Any reference to speech therapy said it was not effective for any length of time.
I can't even begin to describe the turmoil within when I discovered I had spasmodic dysphonia. All I could say was, "I wanted you to tell me it wasn't that." He was quite surprised that I had ever even heard of it, much less knew anything about it, since it is a rather rare condition.
Dr. Berke injected my vocal cords with a medication to simulate the action of Botox. I fainted, but even before I came to, my voice was clear, and it lasted an hour or so that afternoon. Dr. Berke said my spasmodic dysphonia was somewhat different than most, since both the abductor and adductor muscles were affected. He referred me to Dr. Morton Cooper, a speech pathologist in the Westwood Medical Plaza located a short distance from UCLA Medical Center.
After one visit, actually the first few minutes of the first visit to Dr. Cooper, there was such a marked improvement that I was totally amazed. The simplicity of his treatment is the hardest part to believe, especially since there is supposed to be no cure. The first day I was there I met several people with this disorder, and just talking with someone who truly understood what I had gone through just to even find out what my real problem was, made me feel so much better. After three visits we decided that I would be able to handle the exercises on my own and that I could call if I needed more coaching.

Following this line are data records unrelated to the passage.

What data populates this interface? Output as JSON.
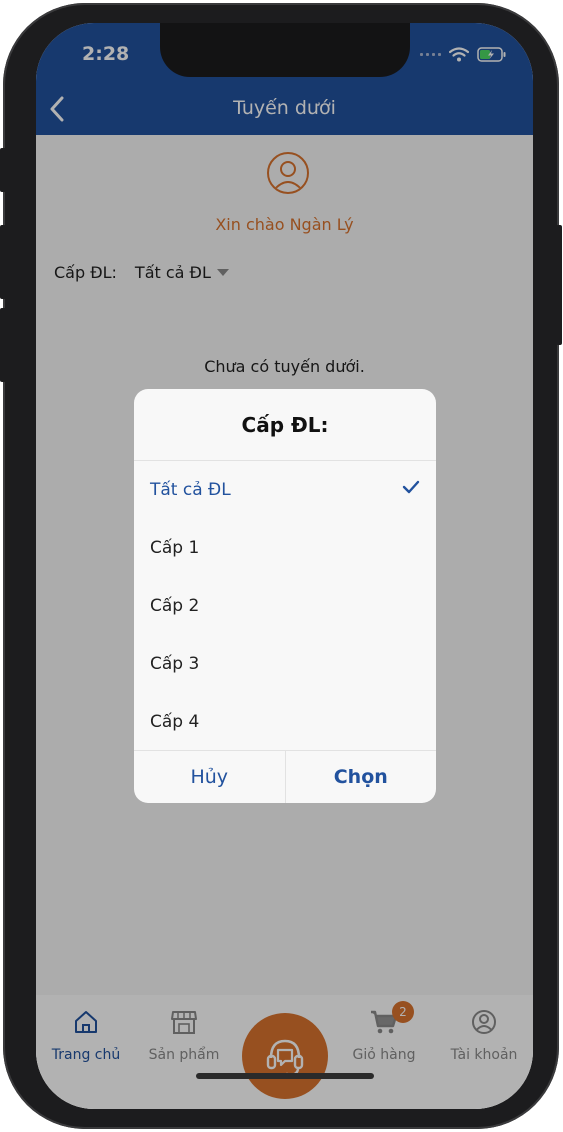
{
  "status": {
    "time": "2:28"
  },
  "header": {
    "title": "Tuyến dưới"
  },
  "profile": {
    "greeting": "Xin chào Ngàn Lý"
  },
  "filter": {
    "label": "Cấp ĐL:",
    "value": "Tất cả ĐL"
  },
  "list": {
    "empty_message": "Chưa có tuyến dưới."
  },
  "picker": {
    "title": "Cấp ĐL:",
    "options": [
      "Tất cả ĐL",
      "Cấp 1",
      "Cấp 2",
      "Cấp 3",
      "Cấp 4"
    ],
    "selected_index": 0,
    "cancel_label": "Hủy",
    "confirm_label": "Chọn"
  },
  "tabs": {
    "home": "Trang chủ",
    "products": "Sản phẩm",
    "cart": "Giỏ hàng",
    "cart_badge": "2",
    "account": "Tài khoản"
  },
  "colors": {
    "primary": "#22529e",
    "accent": "#d9732e"
  },
  "icons": [
    "back-chevron-icon",
    "user-icon",
    "caret-down-icon",
    "check-icon",
    "home-icon",
    "store-icon",
    "headset-icon",
    "cart-icon",
    "account-icon",
    "wifi-icon",
    "battery-icon"
  ]
}
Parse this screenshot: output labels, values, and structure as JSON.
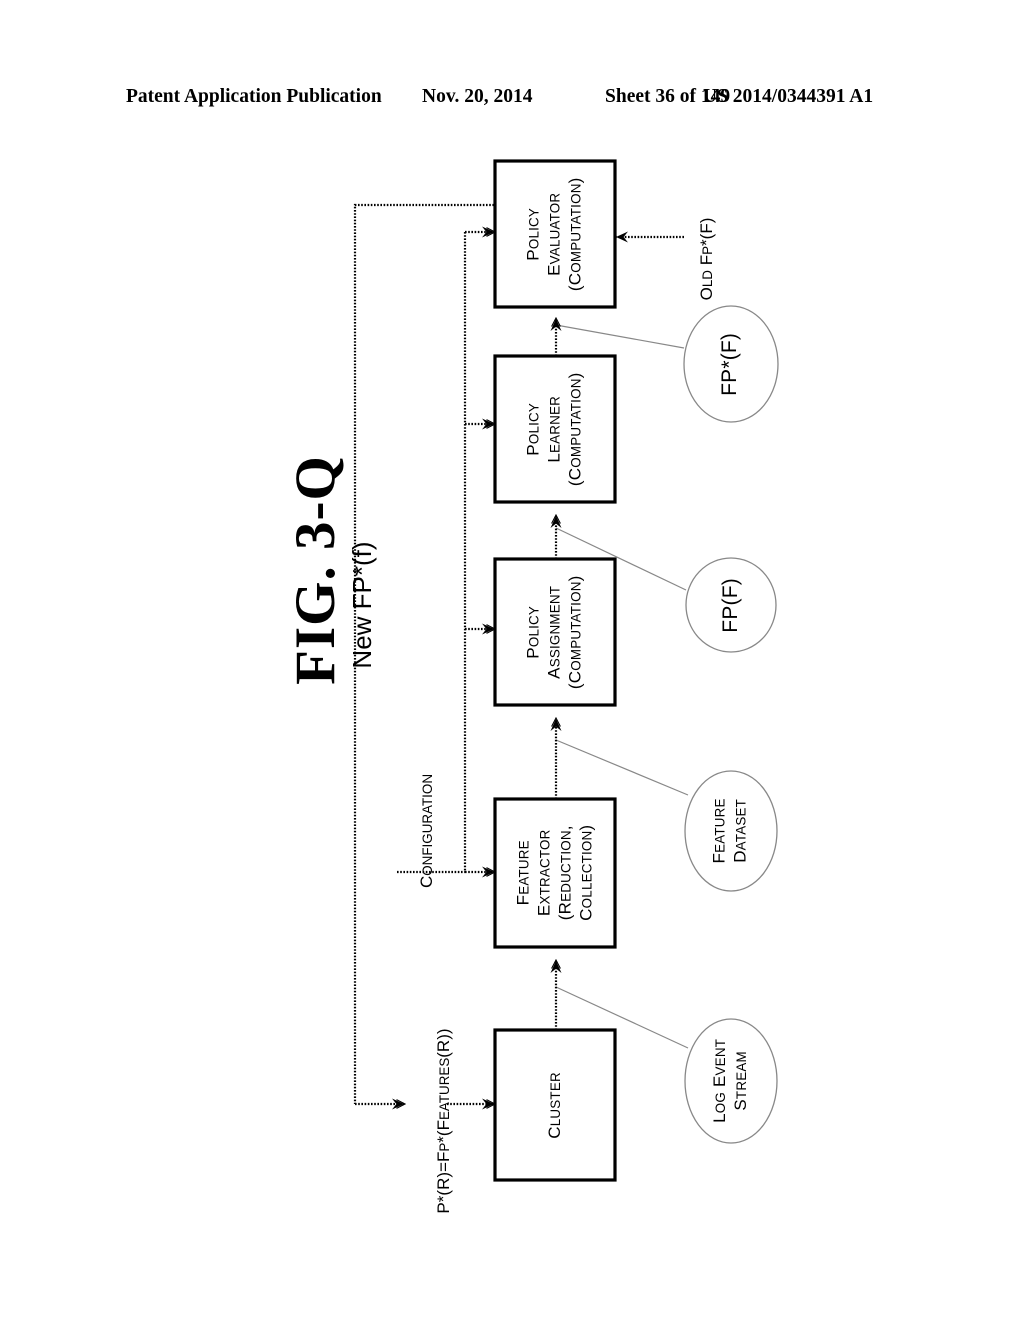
{
  "header": {
    "publication": "Patent Application Publication",
    "date": "Nov. 20, 2014",
    "sheet": "Sheet 36 of 149",
    "number": "US 2014/0344391 A1"
  },
  "figure": {
    "label": "FIG. 3-Q"
  },
  "diagram": {
    "boxes": [
      {
        "id": "policy-evaluator",
        "lines": [
          "Policy",
          "Evaluator",
          "(Computation)"
        ]
      },
      {
        "id": "policy-learner",
        "lines": [
          "Policy",
          "Learner",
          "(Computation)"
        ]
      },
      {
        "id": "policy-assignment",
        "lines": [
          "Policy",
          "Assignment",
          "(Computation)"
        ]
      },
      {
        "id": "feature-extractor",
        "lines": [
          "Feature",
          "Extractor",
          "(Reduction,",
          "Collection)"
        ]
      },
      {
        "id": "cluster",
        "lines": [
          "Cluster"
        ]
      }
    ],
    "ellipses": [
      {
        "id": "fp-star-f",
        "lines": [
          "FP*(F)"
        ],
        "style": "plain"
      },
      {
        "id": "fp-f",
        "lines": [
          "FP(F)"
        ],
        "style": "plain"
      },
      {
        "id": "feature-dataset",
        "lines": [
          "Feature",
          "Dataset"
        ],
        "style": "smallcaps"
      },
      {
        "id": "log-event-stream",
        "lines": [
          "Log Event",
          "Stream"
        ],
        "style": "smallcaps"
      }
    ],
    "edge_labels": [
      {
        "id": "new-fp-star",
        "text": "New FP*(f)",
        "style": "plain"
      },
      {
        "id": "configuration",
        "text": "Configuration",
        "style": "smallcaps"
      },
      {
        "id": "old-fp-star",
        "text": "Old FP*(F)",
        "style": "smallcaps"
      },
      {
        "id": "p-star-r",
        "text": "P*(r)=FP*(features(r))",
        "style": "smallcaps"
      }
    ]
  },
  "colors": {
    "ink": "#000000",
    "ellipse_stroke": "#777777",
    "page": "#ffffff"
  }
}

Dr. Cooper is the most accessible doctor I have ever known. The man answers his own phone half of the time, and he doesn't make you feel like you are either unimportant or crazy. He is terribly bossy and makes no bones about being that way. If fact, he is quite a character. Incidentally, though Dr. Cooper is the only one reporting cures of spasmodic dysphonia by direct voice rehabilitation, he wasn't in the printout pulled by the librarian. Had it not been for the UCLA Medical Center referral to him, I would never have found him.
Now, ten years later, my voice remains excellent. I truly thank the Lord for Dr. Cooper and would recommend him to anyone who thinks he/she might have spasmodic dysphonia.